Real time fraud detection using streaming batches & implementation of a real time data warehouse subtitle: a combined approach to machine learning & data storage

Authors

Dangi, Neeharika

Issue Date

2020

Degree

MSc in Data Analytics

Publisher

Dublin Business School

Rights

Items in eSource are protected by copyright. Previously published items are made available in accordance with the copyright policy of the publisher/copyright holder.

Abstract

Anomaly detection is becoming increasingly more important in sectors like banking, medicine, computer networks and many more.

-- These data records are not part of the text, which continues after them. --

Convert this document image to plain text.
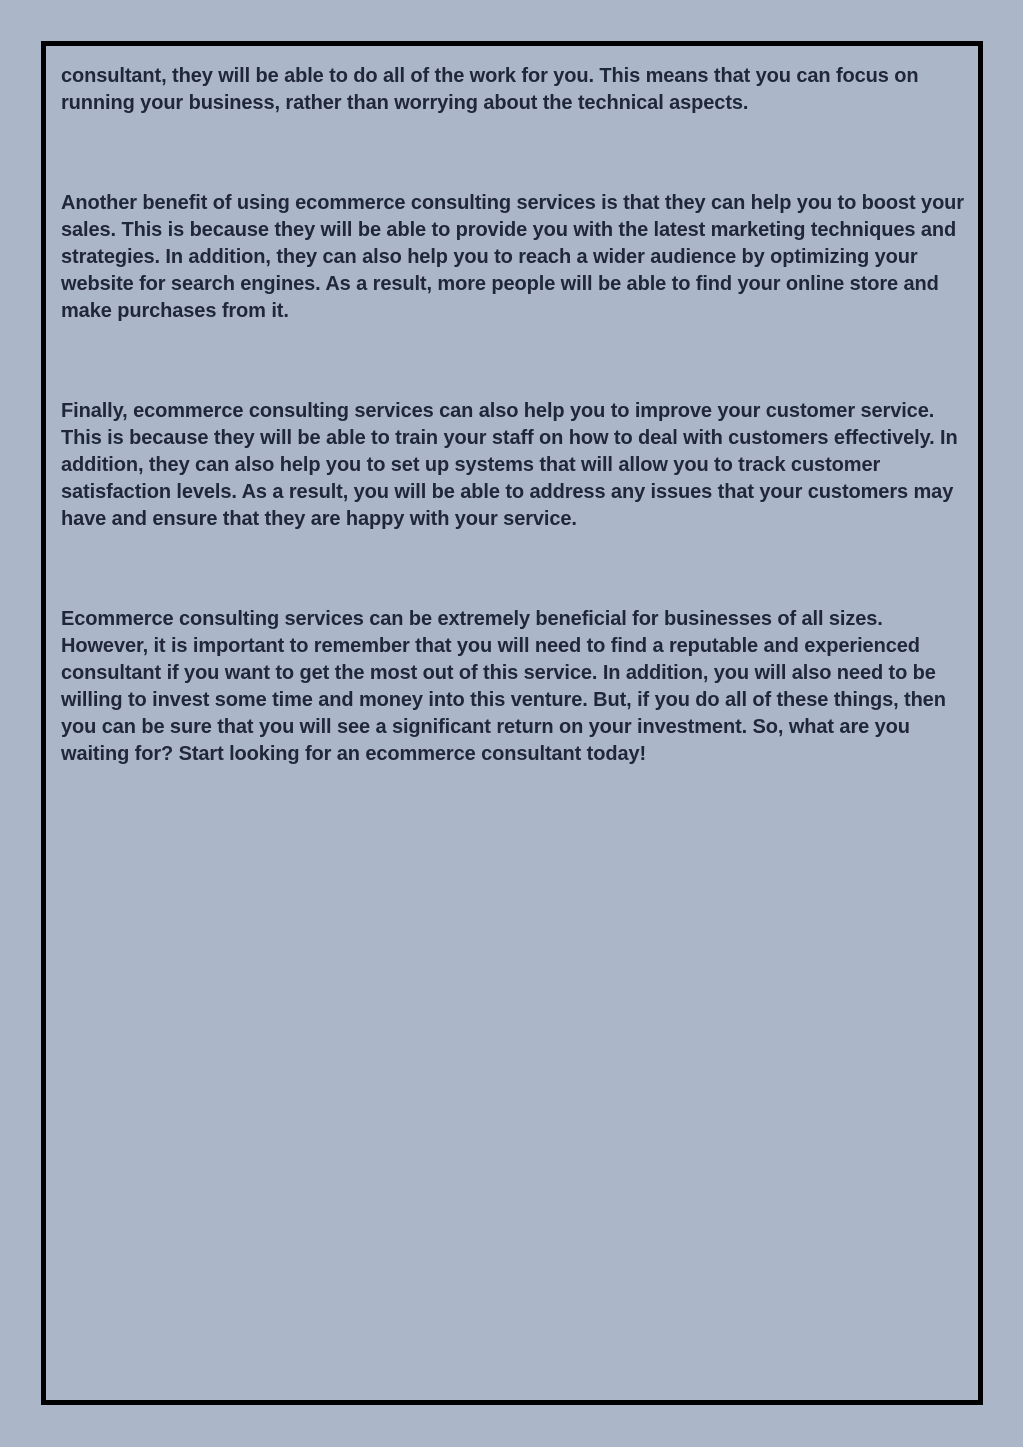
consultant, they will be able to do all of the work for you. This means that you can focus on running your business, rather than worrying about the technical aspects.

Another benefit of using ecommerce consulting services is that they can help you to boost your sales. This is because they will be able to provide you with the latest marketing techniques and strategies. In addition, they can also help you to reach a wider audience by optimizing your website for search engines. As a result, more people will be able to find your online store and make purchases from it.

Finally, ecommerce consulting services can also help you to improve your customer service. This is because they will be able to train your staff on how to deal with customers effectively. In addition, they can also help you to set up systems that will allow you to track customer satisfaction levels. As a result, you will be able to address any issues that your customers may have and ensure that they are happy with your service.

Ecommerce consulting services can be extremely beneficial for businesses of all sizes. However, it is important to remember that you will need to find a reputable and experienced consultant if you want to get the most out of this service. In addition, you will also need to be willing to invest some time and money into this venture. But, if you do all of these things, then you can be sure that you will see a significant return on your investment. So, what are you waiting for? Start looking for an ecommerce consultant today!
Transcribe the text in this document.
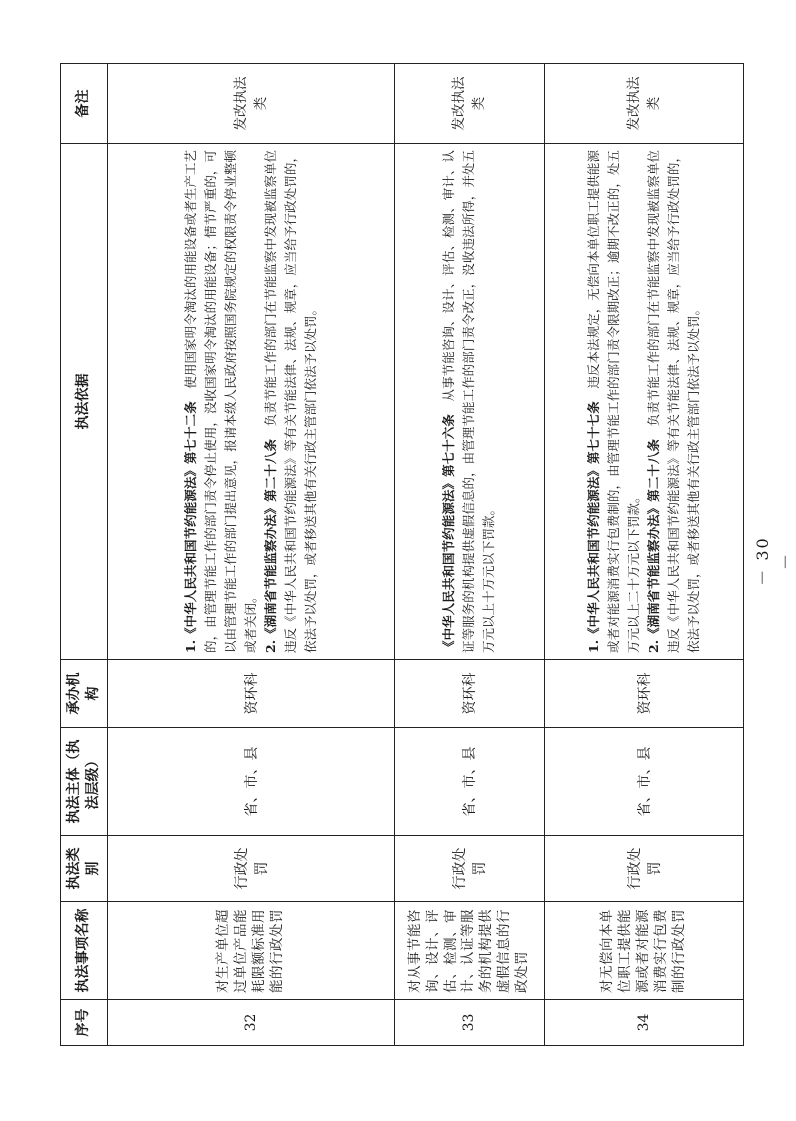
序号	执法事项名称	执法类别	执法主体（执法层级）	承办机构	执法依据	备注
32	对生产单位超过单位产品能耗限额标准用能的行政处罚	行政处罚	省、市、县	资环科	1.《中华人民共和国节约能源法》第七十二条　使用国家明令淘汰的用能设备或者生产工艺的，由管理节能工作的部门责令停止使用，没收国家明令淘汰的用能设备；情节严重的，可以由管理节能工作的部门提出意见，报请本级人民政府按照国务院规定的权限责令停业整顿或者关闭。 2.《湖南省节能监察办法》第二十八条　负责节能工作的部门在节能监察中发现被监察单位违反《中华人民共和国节约能源法》等有关节能法律、法规、规章，应当给予行政处罚的，依法予以处罚，或者移送其他有关行政主管部门依法予以处罚。	发改执法类
33	对从事节能咨询、设计、评估、检测、审计、认证等服务的机构提供虚假信息的行政处罚	行政处罚	省、市、县	资环科	《中华人民共和国节约能源法》第七十六条　从事节能咨询、设计、评估、检测、审计、认证等服务的机构提供虚假信息的，由管理节能工作的部门责令改正，没收违法所得，并处五万元以上十万元以下罚款。	发改执法类
34	对无偿向本单位职工提供能源或者对能源消费实行包费制的行政处罚	行政处罚	省、市、县	资环科	1.《中华人民共和国节约能源法》第七十七条　违反本法规定，无偿向本单位职工提供能源或者对能源消费实行包费制的，由管理节能工作的部门责令限期改正；逾期不改正的，处五万元以上二十万元以下罚款。 2.《湖南省节能监察办法》第二十八条　负责节能工作的部门在节能监察中发现被监察单位违反《中华人民共和国节约能源法》等有关节能法律、法规、规章，应当给予行政处罚的，依法予以处罚，或者移送其他有关行政主管部门依法予以处罚。	发改执法类
－ 30 －
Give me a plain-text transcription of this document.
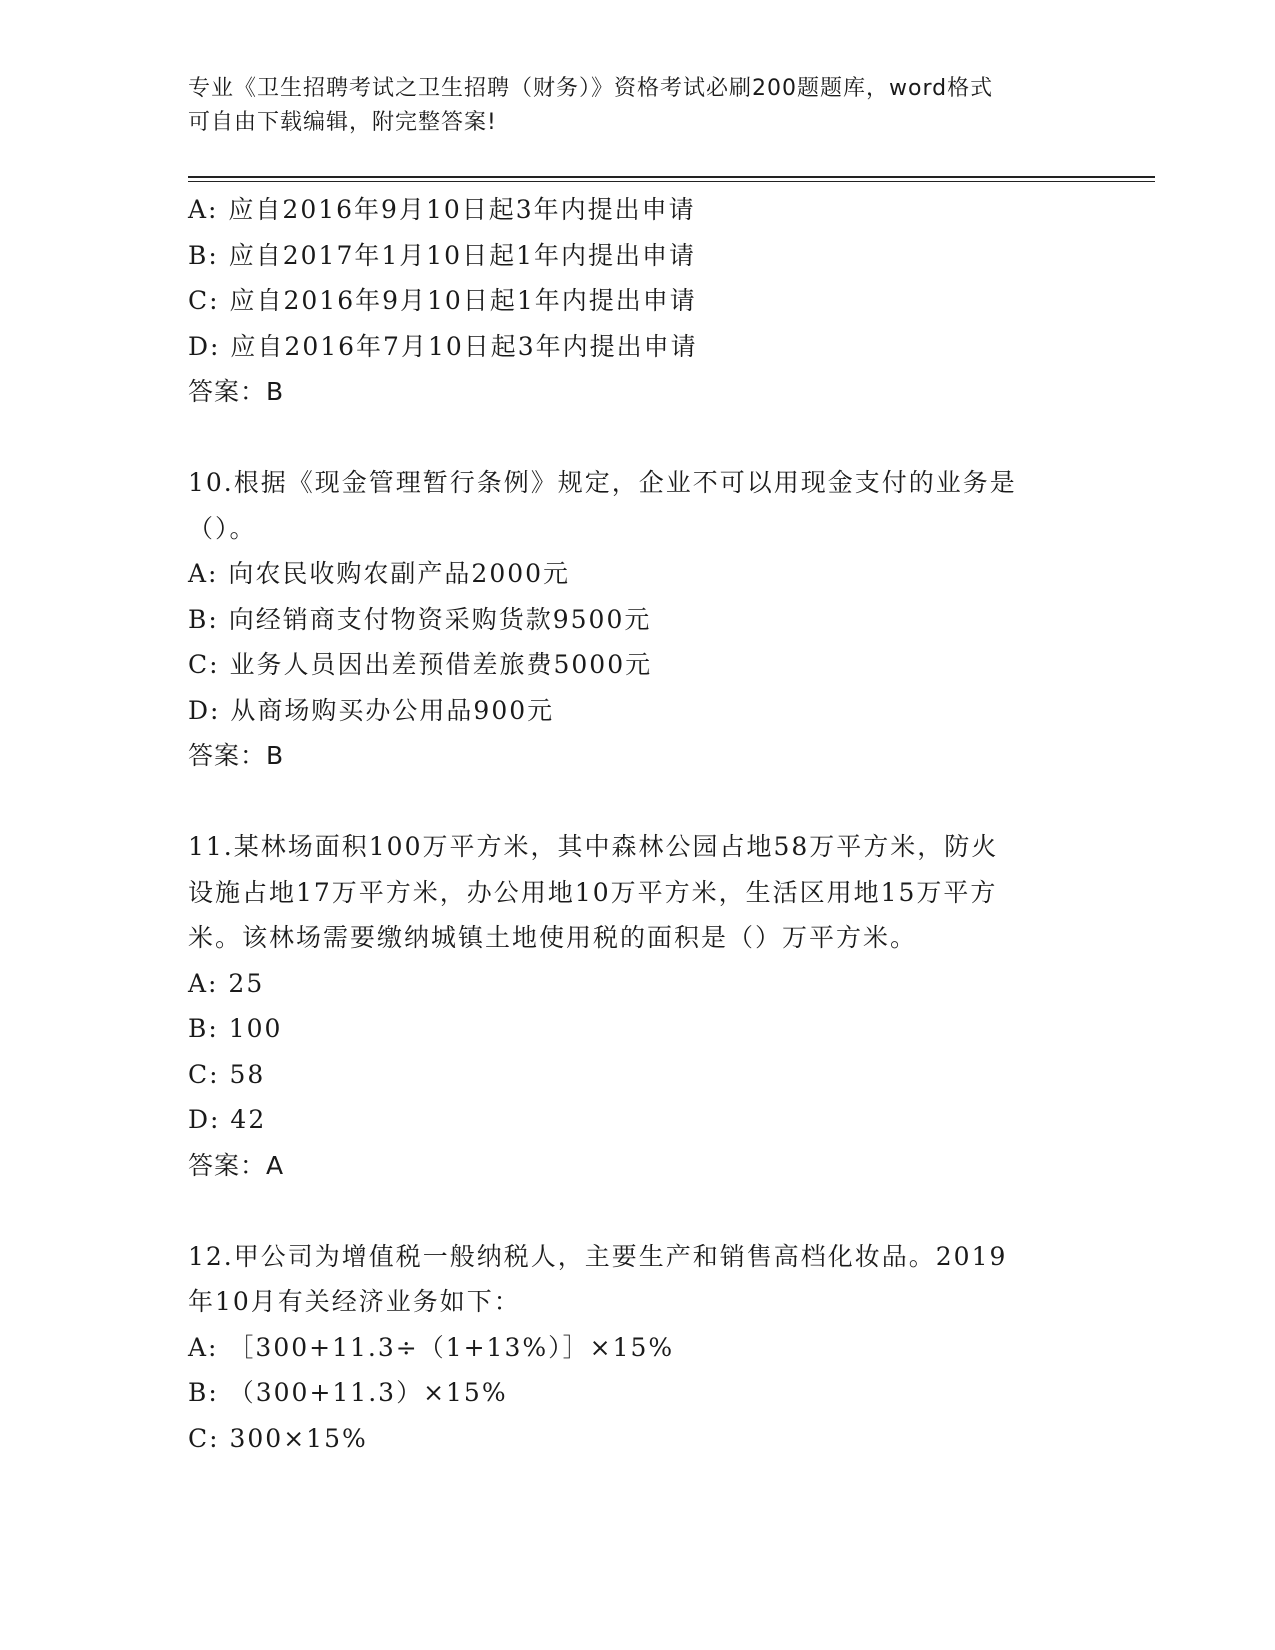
专业《卫生招聘考试之卫生招聘（财务）》资格考试必刷200题题库，word格式
可自由下载编辑，附完整答案!
A: 应自2016年9月10日起3年内提出申请
B: 应自2017年1月10日起1年内提出申请
C: 应自2016年9月10日起1年内提出申请
D: 应自2016年7月10日起3年内提出申请
答案：B
10.根据《现金管理暂行条例》规定，企业不可以用现金支付的业务是
（）。
A: 向农民收购农副产品2000元
B: 向经销商支付物资采购货款9500元
C: 业务人员因出差预借差旅费5000元
D: 从商场购买办公用品900元
答案：B
11.某林场面积100万平方米，其中森林公园占地58万平方米，防火
设施占地17万平方米，办公用地10万平方米，生活区用地15万平方
米。该林场需要缴纳城镇土地使用税的面积是（）万平方米。
A: 25
B: 100
C: 58
D: 42
答案：A
12.甲公司为增值税一般纳税人，主要生产和销售高档化妆品。2019
年10月有关经济业务如下：
A: ［300+11.3÷（1+13%）］×15%
B: （300+11.3）×15%
C: 300×15%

The volume of online transactions is increasing exponentially, and credit card online transactions represent the maximum share. Therefore, financial organizations are increasingly focused on applications for real-time, online fraud detection. In the case of real-time data, outlier detection is considered challenging. In this dissertation, a novel technique combining anomaly detection of streaming data in batches and the implementation of a RTDW (Real Time Data warehouse) for high-volume online processing system has been proposed. Well-known anomaly detection algorithms such as Isolation Forest, LOF and OCSVM have been implemented and compared based on AUROC accuracy scores. The RTDW has been implemented on Oracle 11g. Oracle GoldenGate is configured to bring latency down to 0.4 seconds. Isolation Forest detects the maximum anomalous behaviour on the real time dataset achieving the best accuracy score of 0.8022.